What is a regular expression:
A rule to match strings
What can regular expressions do:
-
A rule can be formulated:
-
To confirm whether a certain string meets the rules
-
Find content that meets the rules from a large section of string
-
Program area:
-
Login form registration form verification
-
reptile
-
Automated development: log analysis
Regular expression syntax:
-
Metacharacters
-
Character group [], what can appear at the position of a character
-
quantifier
-
Special usages and phenomena
-
The use of?: Followed by a? In the quantifier to cancel greedy matching, that is, the lazy mechanism
character:
Metacharacters | Matched content |
---|---|
. | Match any character except newline |
\w | Match letters or numbers or underscores |
\s | Match any whitespace |
\d | Match number |
\n | Matches a newline |
\t | Match a tab |
\b | Match the end of a word |
^ | Match the beginning of the string |
$ | Match the end of the string |
\W | Match non-letters or numbers or underscores |
\D | Match non-numeric |
\S | Match non-whitespace characters |
a | b | Match character a or character b |
() | Matches the expression in parentheses, also means a group |
[…] | Match the characters in the character group |
[^…] | Match all characters except the characters in the character group |
quantifier:
quantifier | Instructions |
---|---|
* | Repeat zero or more times |
+ | Repeat one or more times |
? | Repeat zero or one time |
{n} | Repeat n times |
{n,} | Repeat n or more times |
{n,m} | Repeat n to m times |
Graphic memory? * + Meaning:
. ^ $
Regular | Characters to be matched | Match result | Explanation |
sea. | Haiyan Haijiao Haidong | Haiyan Haijiao Haidong | Match all "sea." Characters |
^ Sea. | Haiyan Haijiao Haidong | Haiyan | Match "海." Only from the beginning |
Sea. $ | Haiyan Haijiao Haidong | Haidong | Only match the ending "海. $" |
Several commonly used non-greedy matching patterns
- *? Repeat any number of times, but repeat as little as possible
- +? Repeat 1 or more times, but repeat as little as possible
- ?? Repeat 0 or 1 times, but repeat as little as possible
- {n, m}? Repeat n to m times, but repeat as little as possible
- {n,}? Repeat n times or more, but repeat as little as possible
Common methods under the re module:
-
Matching method
-
findall matches all items and returns a list
-
search If there is a return value, return an object, no return value, return none, the returned object through the group to get the first match
-
match
-
replace
-
sub returns the replaced result
-
subn returns a tuple (replace the result, how many times it has been replaced)
-
Cut
-
split
-
Advanced method:
-
compile compiles a regular expression into a regular expression object,
-
finditer returns an iterator to store matching results
Examples:
#findall方法
import re
ret = re.findall('\d','hello123python456')
print(ret)
#search
ret = re.search('\d','hello123python456')
print(ret) #返回一个对象
print(ret.group()) 返回第一个匹配的结果
#split
ret = re.split('\d+','alex40taibai35codegod21')
print(ret) #返回以数字切割后的列表
#sub,subn 替换的方法区别
ret = re.sub('\d','H','codegod1ello')
print(ret)
ret2 = re.subn('\d+','Joke','123')
print(ret2) #返回一个元组,(替换后的值,替换几次)
#compile
obj = re.compile('\d{3}')
ret = obj.search('abc123eeee')
print(ret.group())
ret = re.finditer('\d','sf230f3f9r39')
print(ret) #返回<callable_iterator object at 0x00000206653E6130>
print(next(ret).group()) #查看第一个结果
print(next(ret).group()) #查看第二个结果
print([i.group() for i in ret]) #查看剩余的左右结果
note:
- findall priority query
import re
ret = re.findall('www.(baidu|oldboy).com','www.oldboy.com')

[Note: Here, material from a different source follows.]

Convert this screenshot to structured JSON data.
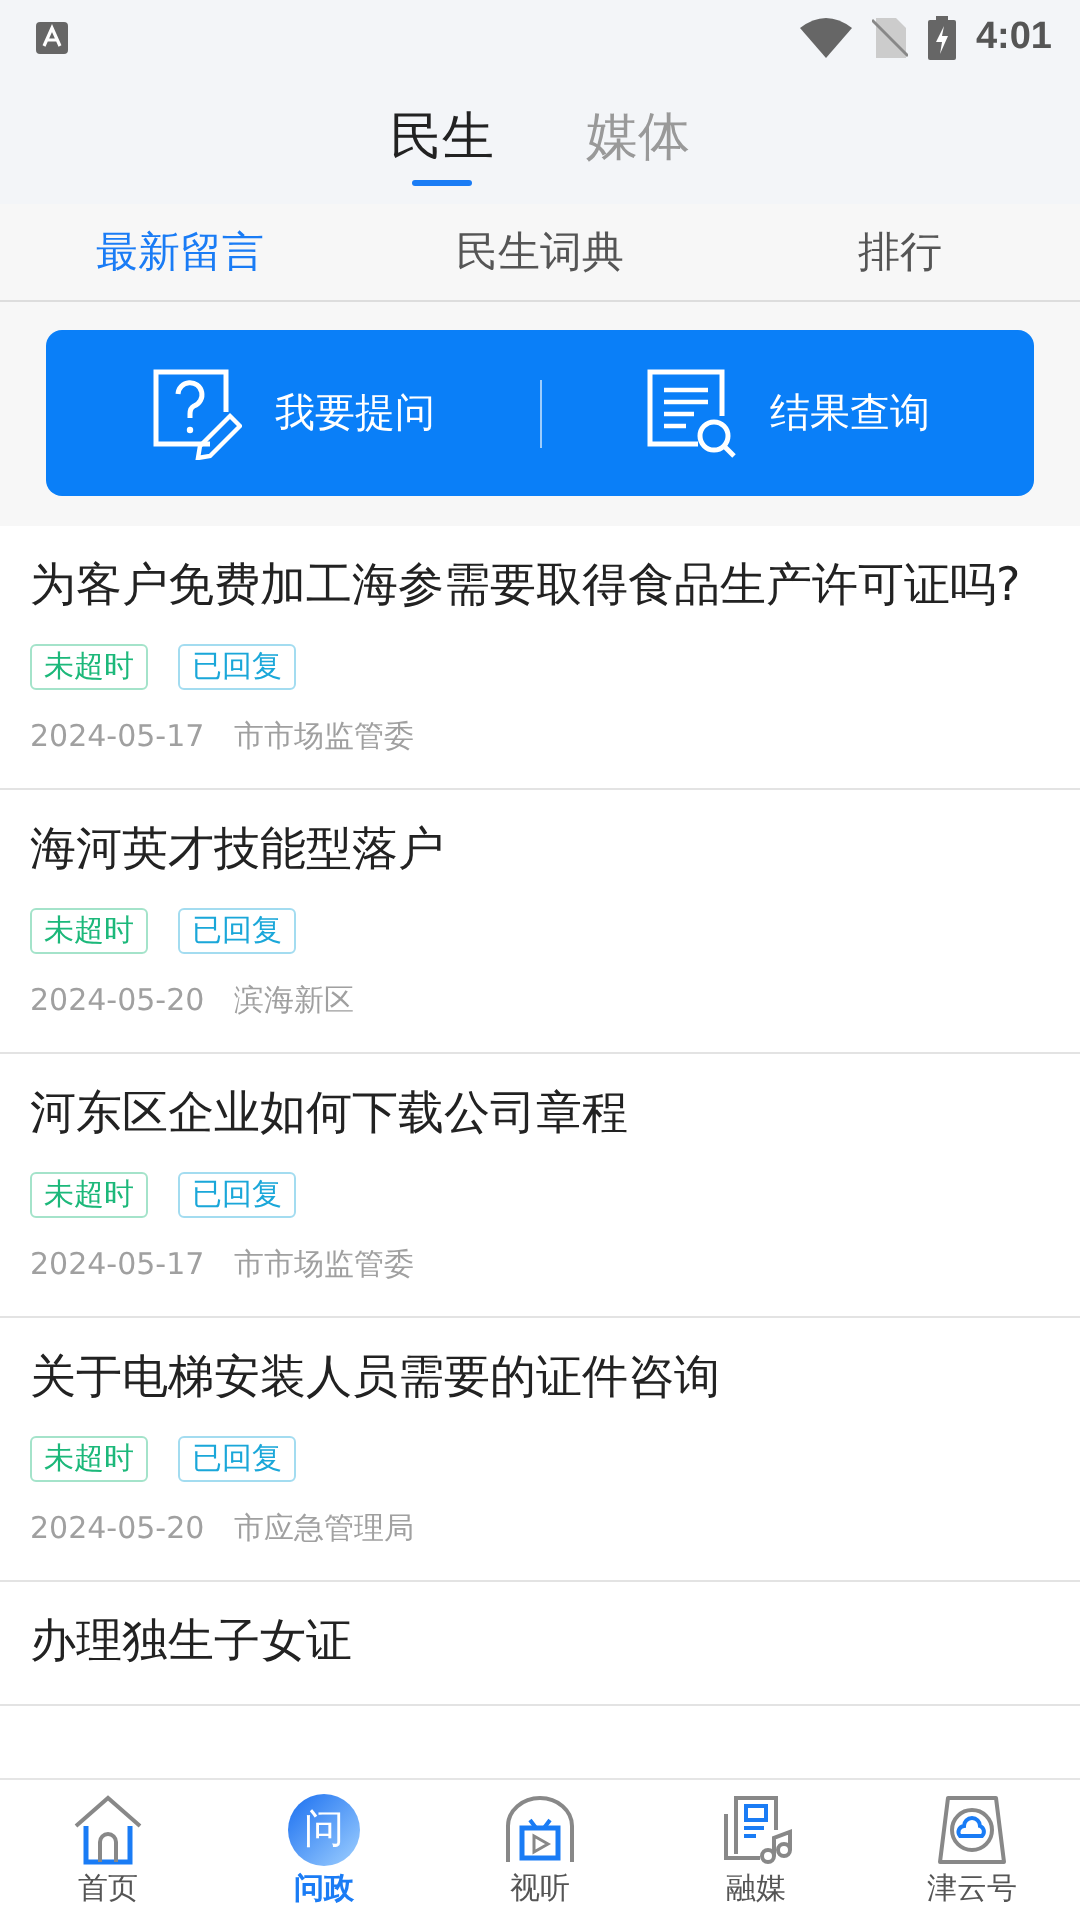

print(tet) #返回['oldboy'] 这是因为findall会优先把匹配结果组里内容返回,如果想要匹配结果,取消权限即可
ret = re.findall('www.(?:baidu|oldboy).com','www.oldboy.com')
print(ret
2. Split priority query
ret = re.split("\d+","eva3egon4yuan")
print(ret)
ret2 = re.split("(\d+)",'eva3egon4yuan')
print(ret2)
The result after adding () to the regular matching part is different. Those without () do not retain the matched items, but with () they can retain the matched items.